I don’t even want to know.

“You almost passed through a Threshold last night.”

The glowing green light at the bottom of the Pond.

“If you had passed through it, you would’ve fallen right into Crowe’s hands. That Threshold leads into the Forest of Night—Shadow Territory.”

Ugh. I can’t keep up with him. Threshold. Reflection. Shadow Territory. “Where does this one lead?” If I wasn’t witnessing an underground Eden, I wouldn’t believe it.

“Lynbrook Province. It’s on the outskirts and overlooked enough, no one should notice our entrance.”

I face him. “Listen. Before we go any farther, I need to know a few things.”

“Okay.” His jaw bulges.

I step closer. “No more lies?”

“No more lies.”

“Ever?”

He looks me square in the eyes. “Eliyana Ember, on my honor as a Guardian, I swear to be as honest with you as possible from here on out.”

His use of my full name is so formal. Cold. I ignore the pinch in my chest and say, “I need to understand something. Mom said I’m not from here—the Third Reflection. You’re not either, are you?”

“No. I’m not.”

“The day we met . . .” I swallow, my courage gaining momentum with each word. “It wasn’t an accident, was it? Every encounter, every time you called or hung out with me, it was all part of your”—another swallow—“job. Is that right?”

His Adam’s apple bobs. “Yes.”

“You’re my best friend.” Or you were. “Was any of it real?” An enormous lump presses on my vocal cords.

He runs his fingers through his hair. Averts his gaze. “I care for you. I can’t deny that. But my duty comes first. Your safety comes first. You must understand—”

I lift a palm to stop him. “I got it, thanks. No need to elaborate.”

Lips pursed, he nods, turns toward the pool.

“One more thing.”

His body shifts, but he doesn’t meet my gaze.

“From now on, if it comes between saving my life or Mom’s, you’ll save her.”

No eye contact. No answer.

“Joshua?”

Nothing.

“Look. At. Me.” When he doesn’t, I add, “I’m not taking another step until you agree.” My feet plant, arms cross.
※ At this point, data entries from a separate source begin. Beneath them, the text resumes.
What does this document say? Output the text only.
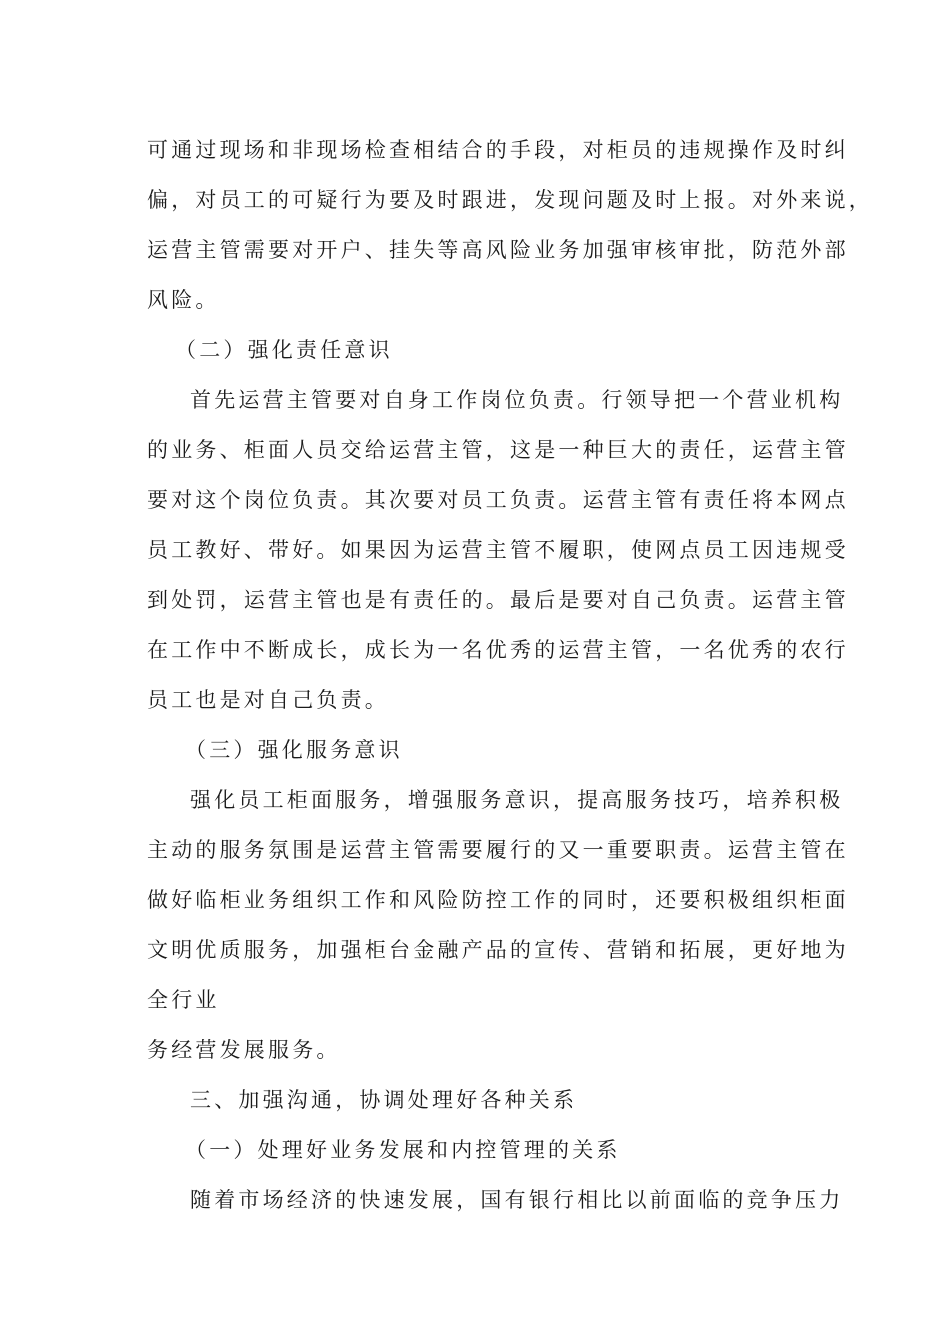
可通过现场和非现场检查相结合的手段，对柜员的违规操作及时纠
偏，对员工的可疑行为要及时跟进，发现问题及时上报。对外来说，
运营主管需要对开户、挂失等高风险业务加强审核审批，防范外部
风险。
（二）强化责任意识
首先运营主管要对自身工作岗位负责。行领导把一个营业机构
的业务、柜面人员交给运营主管，这是一种巨大的责任，运营主管
要对这个岗位负责。其次要对员工负责。运营主管有责任将本网点
员工教好、带好。如果因为运营主管不履职，使网点员工因违规受
到处罚，运营主管也是有责任的。最后是要对自己负责。运营主管
在工作中不断成长，成长为一名优秀的运营主管，一名优秀的农行
员工也是对自己负责。
（三）强化服务意识
强化员工柜面服务，增强服务意识，提高服务技巧，培养积极
主动的服务氛围是运营主管需要履行的又一重要职责。运营主管在
做好临柜业务组织工作和风险防控工作的同时，还要积极组织柜面
文明优质服务，加强柜台金融产品的宣传、营销和拓展，更好地为
全行业
务经营发展服务。
三、加强沟通，协调处理好各种关系
（一）处理好业务发展和内控管理的关系
随着市场经济的快速发展，国有银行相比以前面临的竞争压力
He can be stubborn, but so can I.

“You have no idea what you’re asking.”

“Promise me.”

His eyes narrow. “Don’t be childish. You’ve no clue what’s at stake here.”

“Why don’t you tell me?”

He doesn’t move. “It’s not so simple.”

“You promised no more lies. Prove it. Fill me in on why my life is so much more valuable than Mom’s.”

Still he ignores me.

“Answer me!”

That does it. He zips over to me like a bullet train. I’ve pushed him over the edge. He raises an open hand. For the smallest, stupidest moment, I think he might hit me. But he doesn’t even come close to touching me. “I can’t tell you. I won’t put you in more danger than you’re already in.”